The most favorable momentum is now on BYD's side. BYD has just begun its expansion into export markets. As it is unlikely to expand into the United States due to protectionist barriers, particularly anti-Chinese ones, it is focusing its efforts on a commercial offensive in Europe.

A Factory in Europe

In addition to a mid-range SUV and a large SUV, BYD aims to attract European customers with a city car, the Dolphin, and a luxurious sedan, the Seal. The design of the latter strongly resembles Tesla's. As proof of its serious and long-term commitment to the Old Continent, BYD announced in late December that it will build an assembly plant in Hungary in the coming months.

For Tesla, the growth margins for sales seem more limited in the short term. Established in major markets (China, Europe, the United States), the company does not have a very extensive product plan. Its sleek and futuristic pickup truck is unlikely to significantly increase volumes. It remains expensive, and production is challenging, so the ramp-up is expected to take twelve to eighteen months, Elon Musk admitted. Tesla is only preparing to refresh its successful SUV, the Model Y, the best-selling electric car in the world. However, the company is reportedly working on a compact model priced at less than 25,000 euros, which it plans to manufacture at its Berlin plant.

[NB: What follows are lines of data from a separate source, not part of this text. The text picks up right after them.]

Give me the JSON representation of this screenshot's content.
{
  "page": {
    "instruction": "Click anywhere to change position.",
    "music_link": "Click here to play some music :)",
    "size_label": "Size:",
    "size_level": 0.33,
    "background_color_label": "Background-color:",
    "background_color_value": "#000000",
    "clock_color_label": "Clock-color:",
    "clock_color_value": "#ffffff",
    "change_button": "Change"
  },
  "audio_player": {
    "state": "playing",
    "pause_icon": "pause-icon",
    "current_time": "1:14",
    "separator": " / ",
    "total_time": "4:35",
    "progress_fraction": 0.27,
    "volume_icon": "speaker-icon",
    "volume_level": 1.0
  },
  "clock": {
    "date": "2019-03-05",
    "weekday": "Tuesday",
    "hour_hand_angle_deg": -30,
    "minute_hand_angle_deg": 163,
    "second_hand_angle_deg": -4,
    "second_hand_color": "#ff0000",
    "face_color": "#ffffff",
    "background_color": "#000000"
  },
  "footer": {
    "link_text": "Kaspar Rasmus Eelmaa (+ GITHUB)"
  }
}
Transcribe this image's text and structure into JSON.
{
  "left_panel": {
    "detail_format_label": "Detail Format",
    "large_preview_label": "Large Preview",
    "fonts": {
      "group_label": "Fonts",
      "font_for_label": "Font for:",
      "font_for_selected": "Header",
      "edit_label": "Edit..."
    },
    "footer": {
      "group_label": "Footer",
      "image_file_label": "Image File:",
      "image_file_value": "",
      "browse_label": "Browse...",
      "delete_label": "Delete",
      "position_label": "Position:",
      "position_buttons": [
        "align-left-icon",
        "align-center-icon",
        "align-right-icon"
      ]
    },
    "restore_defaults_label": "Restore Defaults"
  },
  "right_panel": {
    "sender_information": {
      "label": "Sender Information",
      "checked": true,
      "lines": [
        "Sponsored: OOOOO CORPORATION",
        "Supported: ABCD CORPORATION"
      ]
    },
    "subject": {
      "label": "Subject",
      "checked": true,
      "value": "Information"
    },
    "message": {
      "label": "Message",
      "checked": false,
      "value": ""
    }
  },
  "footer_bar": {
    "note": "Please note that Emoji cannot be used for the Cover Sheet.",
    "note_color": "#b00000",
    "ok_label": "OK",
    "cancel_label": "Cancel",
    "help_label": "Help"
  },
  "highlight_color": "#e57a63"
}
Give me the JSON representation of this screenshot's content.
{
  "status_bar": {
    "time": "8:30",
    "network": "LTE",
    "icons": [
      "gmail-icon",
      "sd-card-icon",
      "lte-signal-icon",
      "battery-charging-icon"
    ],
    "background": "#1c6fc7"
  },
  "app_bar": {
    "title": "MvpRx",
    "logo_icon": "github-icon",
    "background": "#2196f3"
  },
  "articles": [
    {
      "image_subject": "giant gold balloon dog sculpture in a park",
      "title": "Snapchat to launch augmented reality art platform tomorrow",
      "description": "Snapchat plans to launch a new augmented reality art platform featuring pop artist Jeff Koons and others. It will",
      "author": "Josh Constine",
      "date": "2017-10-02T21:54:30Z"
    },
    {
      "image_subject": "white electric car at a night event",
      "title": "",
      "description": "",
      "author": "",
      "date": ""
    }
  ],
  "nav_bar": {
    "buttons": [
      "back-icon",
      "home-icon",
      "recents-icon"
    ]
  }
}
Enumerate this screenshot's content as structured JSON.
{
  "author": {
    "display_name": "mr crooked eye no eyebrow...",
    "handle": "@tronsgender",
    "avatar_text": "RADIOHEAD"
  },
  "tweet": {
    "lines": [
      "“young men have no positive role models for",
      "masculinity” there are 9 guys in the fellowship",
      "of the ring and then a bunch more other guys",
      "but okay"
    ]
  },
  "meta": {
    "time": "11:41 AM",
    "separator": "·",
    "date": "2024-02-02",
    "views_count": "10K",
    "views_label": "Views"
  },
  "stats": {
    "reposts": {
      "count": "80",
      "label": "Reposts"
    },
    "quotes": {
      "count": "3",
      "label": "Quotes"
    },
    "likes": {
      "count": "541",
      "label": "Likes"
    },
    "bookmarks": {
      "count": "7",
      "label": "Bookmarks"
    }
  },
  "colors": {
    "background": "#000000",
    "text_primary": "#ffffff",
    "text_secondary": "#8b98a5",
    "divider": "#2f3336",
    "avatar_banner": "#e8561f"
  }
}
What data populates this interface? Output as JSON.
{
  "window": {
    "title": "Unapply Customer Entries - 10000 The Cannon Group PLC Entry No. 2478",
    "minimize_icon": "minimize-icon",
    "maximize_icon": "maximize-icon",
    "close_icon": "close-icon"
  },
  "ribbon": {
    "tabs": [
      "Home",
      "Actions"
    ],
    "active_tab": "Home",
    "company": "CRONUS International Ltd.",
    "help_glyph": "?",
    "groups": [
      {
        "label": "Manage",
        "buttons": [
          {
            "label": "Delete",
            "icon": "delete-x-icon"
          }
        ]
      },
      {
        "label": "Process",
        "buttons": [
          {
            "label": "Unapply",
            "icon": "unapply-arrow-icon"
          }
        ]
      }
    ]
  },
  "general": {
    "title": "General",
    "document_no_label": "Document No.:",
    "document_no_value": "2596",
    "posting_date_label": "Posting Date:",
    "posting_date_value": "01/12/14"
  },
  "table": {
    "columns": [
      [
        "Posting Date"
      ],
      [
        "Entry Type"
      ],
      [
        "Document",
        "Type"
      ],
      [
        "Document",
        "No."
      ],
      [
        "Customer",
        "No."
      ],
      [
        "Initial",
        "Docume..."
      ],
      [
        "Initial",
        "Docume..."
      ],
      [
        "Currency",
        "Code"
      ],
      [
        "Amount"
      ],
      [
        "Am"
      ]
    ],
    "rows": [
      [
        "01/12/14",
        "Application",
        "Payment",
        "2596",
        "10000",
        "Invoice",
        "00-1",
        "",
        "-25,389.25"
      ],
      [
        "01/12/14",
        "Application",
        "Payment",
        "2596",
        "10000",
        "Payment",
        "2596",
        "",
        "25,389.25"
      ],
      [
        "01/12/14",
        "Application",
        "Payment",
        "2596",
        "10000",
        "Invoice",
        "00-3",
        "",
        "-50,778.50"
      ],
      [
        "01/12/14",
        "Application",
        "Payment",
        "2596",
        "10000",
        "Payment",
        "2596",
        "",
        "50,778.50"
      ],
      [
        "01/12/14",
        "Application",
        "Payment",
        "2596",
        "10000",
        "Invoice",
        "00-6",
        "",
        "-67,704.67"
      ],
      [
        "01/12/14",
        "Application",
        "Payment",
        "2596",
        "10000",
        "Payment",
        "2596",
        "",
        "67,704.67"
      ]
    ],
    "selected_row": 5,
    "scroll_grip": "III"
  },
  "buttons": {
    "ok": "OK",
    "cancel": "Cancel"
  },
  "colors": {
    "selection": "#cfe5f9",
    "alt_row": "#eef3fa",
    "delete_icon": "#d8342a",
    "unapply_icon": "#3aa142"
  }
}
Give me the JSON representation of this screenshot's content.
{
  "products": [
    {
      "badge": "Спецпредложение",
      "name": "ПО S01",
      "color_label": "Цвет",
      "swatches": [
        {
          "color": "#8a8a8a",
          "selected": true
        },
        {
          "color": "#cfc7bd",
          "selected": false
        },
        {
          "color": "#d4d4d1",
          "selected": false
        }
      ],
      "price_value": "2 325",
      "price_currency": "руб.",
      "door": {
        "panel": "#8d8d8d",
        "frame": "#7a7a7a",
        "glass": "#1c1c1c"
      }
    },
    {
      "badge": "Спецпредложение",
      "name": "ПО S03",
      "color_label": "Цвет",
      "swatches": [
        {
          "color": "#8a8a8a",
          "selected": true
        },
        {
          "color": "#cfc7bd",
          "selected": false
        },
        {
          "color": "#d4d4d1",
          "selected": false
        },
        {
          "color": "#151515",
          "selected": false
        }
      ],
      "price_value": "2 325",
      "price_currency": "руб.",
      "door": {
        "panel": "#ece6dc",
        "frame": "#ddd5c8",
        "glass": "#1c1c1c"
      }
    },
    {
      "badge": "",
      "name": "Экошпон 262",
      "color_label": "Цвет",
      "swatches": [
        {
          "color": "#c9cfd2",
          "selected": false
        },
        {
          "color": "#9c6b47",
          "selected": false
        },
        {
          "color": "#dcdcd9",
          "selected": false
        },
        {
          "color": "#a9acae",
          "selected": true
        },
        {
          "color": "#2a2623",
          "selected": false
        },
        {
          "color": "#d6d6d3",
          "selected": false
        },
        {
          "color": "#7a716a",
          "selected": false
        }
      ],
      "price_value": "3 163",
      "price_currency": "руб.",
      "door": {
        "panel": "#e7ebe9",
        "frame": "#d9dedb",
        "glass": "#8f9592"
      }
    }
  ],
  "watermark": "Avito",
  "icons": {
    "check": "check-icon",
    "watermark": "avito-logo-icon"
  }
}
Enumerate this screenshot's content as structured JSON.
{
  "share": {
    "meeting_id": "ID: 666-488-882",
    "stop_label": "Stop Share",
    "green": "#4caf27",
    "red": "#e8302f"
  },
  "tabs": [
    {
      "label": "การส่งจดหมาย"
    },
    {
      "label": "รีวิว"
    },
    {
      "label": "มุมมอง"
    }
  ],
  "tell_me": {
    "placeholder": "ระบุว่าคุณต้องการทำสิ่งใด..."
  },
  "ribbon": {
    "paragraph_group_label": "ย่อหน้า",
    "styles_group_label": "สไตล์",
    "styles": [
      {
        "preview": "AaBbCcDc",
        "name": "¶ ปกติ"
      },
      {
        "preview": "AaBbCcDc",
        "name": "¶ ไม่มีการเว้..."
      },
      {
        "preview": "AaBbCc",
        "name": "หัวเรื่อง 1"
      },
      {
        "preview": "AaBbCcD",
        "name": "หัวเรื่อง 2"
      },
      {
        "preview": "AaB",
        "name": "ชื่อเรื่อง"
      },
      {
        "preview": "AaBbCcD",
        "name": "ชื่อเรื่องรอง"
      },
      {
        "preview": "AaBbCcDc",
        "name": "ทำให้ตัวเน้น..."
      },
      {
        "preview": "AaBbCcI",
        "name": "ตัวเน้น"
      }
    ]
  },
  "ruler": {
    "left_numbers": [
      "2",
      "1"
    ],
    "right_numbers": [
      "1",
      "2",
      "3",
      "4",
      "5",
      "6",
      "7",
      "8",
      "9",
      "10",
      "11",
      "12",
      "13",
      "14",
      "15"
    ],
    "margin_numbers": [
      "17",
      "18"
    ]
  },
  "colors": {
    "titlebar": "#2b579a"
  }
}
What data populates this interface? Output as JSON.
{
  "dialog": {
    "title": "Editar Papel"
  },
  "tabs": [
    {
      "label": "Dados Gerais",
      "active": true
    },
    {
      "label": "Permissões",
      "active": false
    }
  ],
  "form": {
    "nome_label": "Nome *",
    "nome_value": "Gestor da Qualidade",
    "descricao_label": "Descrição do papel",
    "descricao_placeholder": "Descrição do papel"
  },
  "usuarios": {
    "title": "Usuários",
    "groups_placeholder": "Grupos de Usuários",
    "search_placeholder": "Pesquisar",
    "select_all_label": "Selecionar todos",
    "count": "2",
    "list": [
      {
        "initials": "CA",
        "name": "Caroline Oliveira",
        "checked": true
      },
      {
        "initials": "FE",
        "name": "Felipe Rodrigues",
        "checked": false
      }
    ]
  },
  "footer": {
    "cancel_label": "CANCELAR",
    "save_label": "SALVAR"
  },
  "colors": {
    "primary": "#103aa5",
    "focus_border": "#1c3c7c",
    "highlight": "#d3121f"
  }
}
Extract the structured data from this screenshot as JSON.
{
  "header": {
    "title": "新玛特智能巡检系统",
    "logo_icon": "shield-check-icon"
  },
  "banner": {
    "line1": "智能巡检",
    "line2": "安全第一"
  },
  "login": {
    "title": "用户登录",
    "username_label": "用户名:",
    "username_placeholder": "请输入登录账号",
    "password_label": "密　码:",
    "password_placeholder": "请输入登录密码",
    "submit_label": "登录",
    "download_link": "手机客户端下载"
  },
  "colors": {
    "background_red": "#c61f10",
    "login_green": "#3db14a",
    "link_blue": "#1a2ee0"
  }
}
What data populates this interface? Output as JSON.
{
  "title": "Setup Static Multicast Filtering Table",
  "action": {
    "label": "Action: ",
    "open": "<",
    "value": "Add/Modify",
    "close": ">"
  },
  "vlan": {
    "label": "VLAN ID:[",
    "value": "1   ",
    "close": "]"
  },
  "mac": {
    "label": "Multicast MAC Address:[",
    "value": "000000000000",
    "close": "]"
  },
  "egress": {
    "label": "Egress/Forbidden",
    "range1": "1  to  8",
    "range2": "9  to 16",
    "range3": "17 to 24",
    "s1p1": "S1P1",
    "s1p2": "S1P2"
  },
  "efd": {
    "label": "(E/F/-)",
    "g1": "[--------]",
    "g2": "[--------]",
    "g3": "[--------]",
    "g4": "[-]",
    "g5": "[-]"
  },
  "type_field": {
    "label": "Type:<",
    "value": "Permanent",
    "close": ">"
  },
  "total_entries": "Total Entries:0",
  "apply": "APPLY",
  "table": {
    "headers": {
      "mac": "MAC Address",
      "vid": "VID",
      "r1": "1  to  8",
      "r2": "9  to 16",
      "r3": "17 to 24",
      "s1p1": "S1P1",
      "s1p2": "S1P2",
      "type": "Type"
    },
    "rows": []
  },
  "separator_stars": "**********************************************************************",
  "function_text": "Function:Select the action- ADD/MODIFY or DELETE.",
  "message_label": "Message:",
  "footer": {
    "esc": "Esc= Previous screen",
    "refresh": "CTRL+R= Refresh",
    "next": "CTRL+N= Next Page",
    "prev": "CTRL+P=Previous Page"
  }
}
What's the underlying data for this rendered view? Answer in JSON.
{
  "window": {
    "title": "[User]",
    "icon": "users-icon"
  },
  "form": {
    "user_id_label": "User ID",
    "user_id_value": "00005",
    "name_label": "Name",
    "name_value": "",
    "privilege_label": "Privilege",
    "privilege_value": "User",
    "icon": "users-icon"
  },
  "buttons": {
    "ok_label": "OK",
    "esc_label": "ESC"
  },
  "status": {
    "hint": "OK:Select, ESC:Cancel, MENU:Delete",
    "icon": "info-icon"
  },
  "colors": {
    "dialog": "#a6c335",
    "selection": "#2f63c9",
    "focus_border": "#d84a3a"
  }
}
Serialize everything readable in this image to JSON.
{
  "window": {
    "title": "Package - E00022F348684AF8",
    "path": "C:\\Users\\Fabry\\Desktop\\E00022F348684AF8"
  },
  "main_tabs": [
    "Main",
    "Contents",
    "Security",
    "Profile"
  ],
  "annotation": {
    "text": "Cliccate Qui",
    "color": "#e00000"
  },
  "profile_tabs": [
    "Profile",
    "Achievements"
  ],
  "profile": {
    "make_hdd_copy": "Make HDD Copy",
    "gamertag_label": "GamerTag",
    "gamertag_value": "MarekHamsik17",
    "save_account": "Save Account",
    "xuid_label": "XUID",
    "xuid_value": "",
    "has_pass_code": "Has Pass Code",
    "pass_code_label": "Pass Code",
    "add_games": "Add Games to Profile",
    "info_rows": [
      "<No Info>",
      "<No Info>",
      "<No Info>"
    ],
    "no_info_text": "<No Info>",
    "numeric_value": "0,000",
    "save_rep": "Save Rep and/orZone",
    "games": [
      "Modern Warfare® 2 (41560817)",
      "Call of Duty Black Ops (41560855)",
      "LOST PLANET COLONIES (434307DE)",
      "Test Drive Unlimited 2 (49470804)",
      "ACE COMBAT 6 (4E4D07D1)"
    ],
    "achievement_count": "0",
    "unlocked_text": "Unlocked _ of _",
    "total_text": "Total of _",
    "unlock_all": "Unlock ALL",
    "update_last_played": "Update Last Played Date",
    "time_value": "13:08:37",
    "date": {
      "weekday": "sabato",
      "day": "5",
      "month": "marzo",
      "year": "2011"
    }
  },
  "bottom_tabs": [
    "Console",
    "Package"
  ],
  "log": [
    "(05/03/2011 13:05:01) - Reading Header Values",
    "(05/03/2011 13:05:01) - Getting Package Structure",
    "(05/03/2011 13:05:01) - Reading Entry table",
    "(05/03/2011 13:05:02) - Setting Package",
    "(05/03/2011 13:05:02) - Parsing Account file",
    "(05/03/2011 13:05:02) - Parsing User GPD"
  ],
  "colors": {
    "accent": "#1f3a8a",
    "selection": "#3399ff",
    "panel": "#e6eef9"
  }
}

Historical competitors are accelerating in this segment. Citroën is launching its C3 electric at 23,300 euros, and Renault will unveil its new R5 electric at the Geneva Motor Show in a few weeks, priced at less than 25,000 euros, followed by an even cheaper Twingo in 2026. In short, in addition to Chinese competition, historical players are likely to give Tesla a run for its money.